Es war hart für mich zu erkennen und anzunehmen, was mir meine Mutter mit ihrer Weltflucht und ihren Luftschlössern angetan hatte. Vor allem eben meinem Mädchen. Alles, was ich als Kind tat, war immer wunderbar, großartig und sehr besonders. Auch als meine Freundinnen in der Schule anfingen, mich Romy zu nennen, wegen meines Nachnamens, sah sie darin ein Zeichen. Sie bestellte sämtliche Romy-Schneider-Filme, die es auf DVD gab, und in Vorbereitung meiner Karriere als Schauspielerin haben wir sie immer wieder zusammen angeschaut.
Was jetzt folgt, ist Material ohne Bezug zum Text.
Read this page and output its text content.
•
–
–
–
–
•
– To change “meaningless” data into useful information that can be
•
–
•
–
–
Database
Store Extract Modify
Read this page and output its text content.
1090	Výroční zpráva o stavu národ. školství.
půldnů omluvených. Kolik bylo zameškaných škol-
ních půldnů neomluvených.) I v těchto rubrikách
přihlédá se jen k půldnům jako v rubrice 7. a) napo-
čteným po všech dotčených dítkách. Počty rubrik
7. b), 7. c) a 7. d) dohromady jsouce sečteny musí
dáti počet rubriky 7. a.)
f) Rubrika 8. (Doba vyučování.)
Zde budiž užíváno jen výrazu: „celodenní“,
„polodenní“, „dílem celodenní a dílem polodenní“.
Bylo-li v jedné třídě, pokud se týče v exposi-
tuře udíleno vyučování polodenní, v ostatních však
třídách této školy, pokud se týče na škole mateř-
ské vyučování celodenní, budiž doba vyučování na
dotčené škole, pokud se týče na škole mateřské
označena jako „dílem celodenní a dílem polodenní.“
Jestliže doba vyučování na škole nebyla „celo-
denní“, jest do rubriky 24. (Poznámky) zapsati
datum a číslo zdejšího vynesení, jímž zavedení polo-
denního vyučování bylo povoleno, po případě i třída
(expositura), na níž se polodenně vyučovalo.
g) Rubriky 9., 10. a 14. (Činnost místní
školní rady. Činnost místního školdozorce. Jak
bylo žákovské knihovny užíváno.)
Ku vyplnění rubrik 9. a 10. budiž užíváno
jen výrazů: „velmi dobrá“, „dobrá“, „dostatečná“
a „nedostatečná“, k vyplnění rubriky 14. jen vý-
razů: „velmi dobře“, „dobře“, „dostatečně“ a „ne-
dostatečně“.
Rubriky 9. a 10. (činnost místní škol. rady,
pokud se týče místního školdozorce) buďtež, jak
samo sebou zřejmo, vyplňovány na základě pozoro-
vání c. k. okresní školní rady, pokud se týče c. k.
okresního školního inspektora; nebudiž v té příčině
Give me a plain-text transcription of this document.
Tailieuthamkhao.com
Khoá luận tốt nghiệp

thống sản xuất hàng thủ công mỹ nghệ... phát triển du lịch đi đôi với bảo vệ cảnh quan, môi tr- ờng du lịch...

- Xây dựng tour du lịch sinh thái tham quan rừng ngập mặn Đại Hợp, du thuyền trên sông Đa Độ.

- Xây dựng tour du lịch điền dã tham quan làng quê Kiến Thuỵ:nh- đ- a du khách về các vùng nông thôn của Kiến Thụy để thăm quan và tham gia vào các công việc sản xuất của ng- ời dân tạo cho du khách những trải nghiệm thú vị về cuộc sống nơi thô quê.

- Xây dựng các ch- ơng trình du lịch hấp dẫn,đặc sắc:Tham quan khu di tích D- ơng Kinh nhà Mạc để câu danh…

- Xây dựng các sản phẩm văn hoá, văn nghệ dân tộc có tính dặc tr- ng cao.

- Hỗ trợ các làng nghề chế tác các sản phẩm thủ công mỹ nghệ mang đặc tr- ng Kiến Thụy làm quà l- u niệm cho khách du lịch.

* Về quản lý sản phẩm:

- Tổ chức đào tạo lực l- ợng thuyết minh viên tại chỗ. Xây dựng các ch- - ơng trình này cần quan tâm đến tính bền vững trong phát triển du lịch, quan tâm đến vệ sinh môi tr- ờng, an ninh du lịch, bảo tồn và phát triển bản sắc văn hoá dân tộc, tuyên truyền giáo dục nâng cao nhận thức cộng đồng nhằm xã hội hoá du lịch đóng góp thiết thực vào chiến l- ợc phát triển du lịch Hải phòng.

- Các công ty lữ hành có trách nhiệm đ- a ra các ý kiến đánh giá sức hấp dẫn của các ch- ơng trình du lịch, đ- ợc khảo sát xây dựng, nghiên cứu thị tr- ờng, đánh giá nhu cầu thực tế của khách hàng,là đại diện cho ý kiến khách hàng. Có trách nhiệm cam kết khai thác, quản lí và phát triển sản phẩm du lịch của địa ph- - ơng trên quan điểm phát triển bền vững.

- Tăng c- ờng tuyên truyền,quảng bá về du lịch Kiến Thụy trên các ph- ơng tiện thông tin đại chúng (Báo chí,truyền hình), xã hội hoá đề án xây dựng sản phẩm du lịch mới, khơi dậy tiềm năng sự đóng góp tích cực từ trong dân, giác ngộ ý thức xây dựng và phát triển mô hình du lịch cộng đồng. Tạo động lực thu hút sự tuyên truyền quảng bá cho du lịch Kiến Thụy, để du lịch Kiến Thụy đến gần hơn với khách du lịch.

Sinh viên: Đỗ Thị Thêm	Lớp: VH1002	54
Ohne Hans-Peter hätte ich es niemals geschafft, meinen kleinen Frei-Geist aus der Traumwelt herauszuholen. Ich musste zurückgehen in die Kindheit, das Vertrauen meines Mädchens gewinnen, sie an die Hand nehmen und ihre Sicht auf die Welt sanft entzaubern. Ihr behutsam, in kleinen, verträglichen Häppchen erzählen, was in meinem Leben zwischenzeitlich wirklich passiert war. Damit habe ich in meinem ersten Jahr nach der Brücke einen Großteil meiner Zeit zugebracht. Im Oktober konnte ich, mit klopfendem Herzen und nervöser Blase, eine Halbtagsstelle im Café Harlekin antreten. Hans-Peter hatte mich über das Institut vermittelt. Der Chef wusste also, worauf er sich einlässt. Denn auch wenn mein Mädchen nun meist wieder mit aufgerichteten Flügeln durchs Leben geht, weiß, dass sie sechsundzwanzig ist, als Kellnerin und Hausdame arbeitet und sich mit großer Begeisterung ihrer Verantwortung der Freizeitgestaltung widmet, gibt es Tage, an denen sie fürchtet, dass unsere schöne, in ihren Augen neu geschaffene Realität wie einst die Luftschlösser in sich zusammenfallen könnte. Dann jammert sie in einem fort, und Kaffee zu servieren kann zu einer unüberwindbaren Herausforderung werden.
SONNTAG, 26. NOVEMBER
Ich habe meine Eltern getötet. In Wahrheit aber haben sie mich getötet. Sie haben mir das Leben geschenkt und zugleich mit der Zerstörung alles Lebendigen in mir begonnen.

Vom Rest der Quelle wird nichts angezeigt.